Além da cópula a tergo, está representada no Egito a posição
do missionário, mas “só em duas cenas, uma delas duvidosa”, diz Orriols. A
outra, com uma garota na cama e um homem penetrando-a por cima, “parece ser um
determinativo”, um sinal da escrita hieroglífica e não uma imagem erótica
propriamente dita. Também existe alguma representação do que parece ser sexo em
pé. Nos textos aparece algo de fetichismo, algumas alusões a pedofilia,
prostituição masculina e zoofilia. Pouco mais. Nada que se possa comparar com a
proliferação de cenas sexuais na Grécia ou Roma (pensemos na desavergonhada
Pompeia). A felação não está documentada ainda - com a exceção de algum deus
muito elástico que fazia em si mesmo -, apesar do querido Terenci.
Os egípcios eram, então, um povo pacato? “Ao contrário do clichê, acho
que sim”, aponta Orriols. “Eram explícitos em textos sagrados, mas não, em
geral, nos profanos. Se não existisse alguma espécie de tabu, a cópula
apareceria representada graficamente, de forma mais abundante e oficial. Por
exemplo, no contexto funerário.” A fama de atrevidos dos egípcios “vem das
fontes clássicas greco-latinas que imaginaram o Oriente como um lugar de luxo e
luxúria”. A propaganda romana contra Cleópatra, que a chamava de libertina,
também contribuiu. “Os egípcios usavam pouca roupa pelo calor e a nudez é
habitual na representação dos trabalhadores. Isso pode terminar sendo erótico
para nós, mas certamente não era para eles. Acontece o mesmo com as
transparências dos vestidos. Talvez a marcada sexualização das mulheres tinha
algum significado relacionado com a fertilidade mais do que com o erotismo.”

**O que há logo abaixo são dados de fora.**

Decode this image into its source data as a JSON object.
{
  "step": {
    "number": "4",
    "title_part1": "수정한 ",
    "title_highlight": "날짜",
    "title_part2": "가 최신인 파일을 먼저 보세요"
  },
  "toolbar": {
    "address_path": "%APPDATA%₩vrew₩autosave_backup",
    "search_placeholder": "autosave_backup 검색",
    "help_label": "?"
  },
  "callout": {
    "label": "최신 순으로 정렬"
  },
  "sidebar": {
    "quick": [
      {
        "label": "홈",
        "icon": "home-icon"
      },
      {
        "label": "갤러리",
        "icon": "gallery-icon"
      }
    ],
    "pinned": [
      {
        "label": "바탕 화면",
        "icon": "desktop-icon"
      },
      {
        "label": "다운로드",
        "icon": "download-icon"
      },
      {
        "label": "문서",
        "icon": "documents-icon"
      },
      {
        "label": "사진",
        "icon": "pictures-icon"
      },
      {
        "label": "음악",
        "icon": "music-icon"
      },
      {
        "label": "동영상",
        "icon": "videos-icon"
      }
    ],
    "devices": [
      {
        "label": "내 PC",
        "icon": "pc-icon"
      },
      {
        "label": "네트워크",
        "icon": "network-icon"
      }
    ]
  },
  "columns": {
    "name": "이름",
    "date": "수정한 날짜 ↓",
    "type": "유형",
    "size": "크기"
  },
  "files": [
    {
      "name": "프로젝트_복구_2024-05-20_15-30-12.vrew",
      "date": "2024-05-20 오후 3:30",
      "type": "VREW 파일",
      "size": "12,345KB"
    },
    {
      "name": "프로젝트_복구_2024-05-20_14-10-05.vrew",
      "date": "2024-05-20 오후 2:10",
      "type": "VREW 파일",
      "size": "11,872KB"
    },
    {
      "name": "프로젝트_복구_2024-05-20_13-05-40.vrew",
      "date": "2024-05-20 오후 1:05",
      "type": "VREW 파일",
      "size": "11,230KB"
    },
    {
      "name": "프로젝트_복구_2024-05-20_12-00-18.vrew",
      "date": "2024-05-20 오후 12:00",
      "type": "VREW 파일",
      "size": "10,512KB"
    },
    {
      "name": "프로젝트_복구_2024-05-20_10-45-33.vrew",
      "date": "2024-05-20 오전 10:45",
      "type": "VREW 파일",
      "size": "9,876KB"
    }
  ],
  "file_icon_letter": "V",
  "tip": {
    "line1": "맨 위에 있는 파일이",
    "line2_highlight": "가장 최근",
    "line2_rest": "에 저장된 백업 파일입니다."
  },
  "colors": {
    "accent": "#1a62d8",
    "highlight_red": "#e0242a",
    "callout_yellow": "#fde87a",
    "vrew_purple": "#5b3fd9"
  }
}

Tudo isso não quer dizer que para os egípcios, o sexo tivesse conotações
pecaminosas no sentido judaico-cristão. O ato sexual com penetração - transar,
quer dizer - não apresentava, segundo explica Lynn Meskell em seu estupendo Private life in New Kingdom Egypt (2002) nenhuma
conotação, nem positiva nem negativa. Era chamado de nk. Então este
era o termo, para continuar procurando.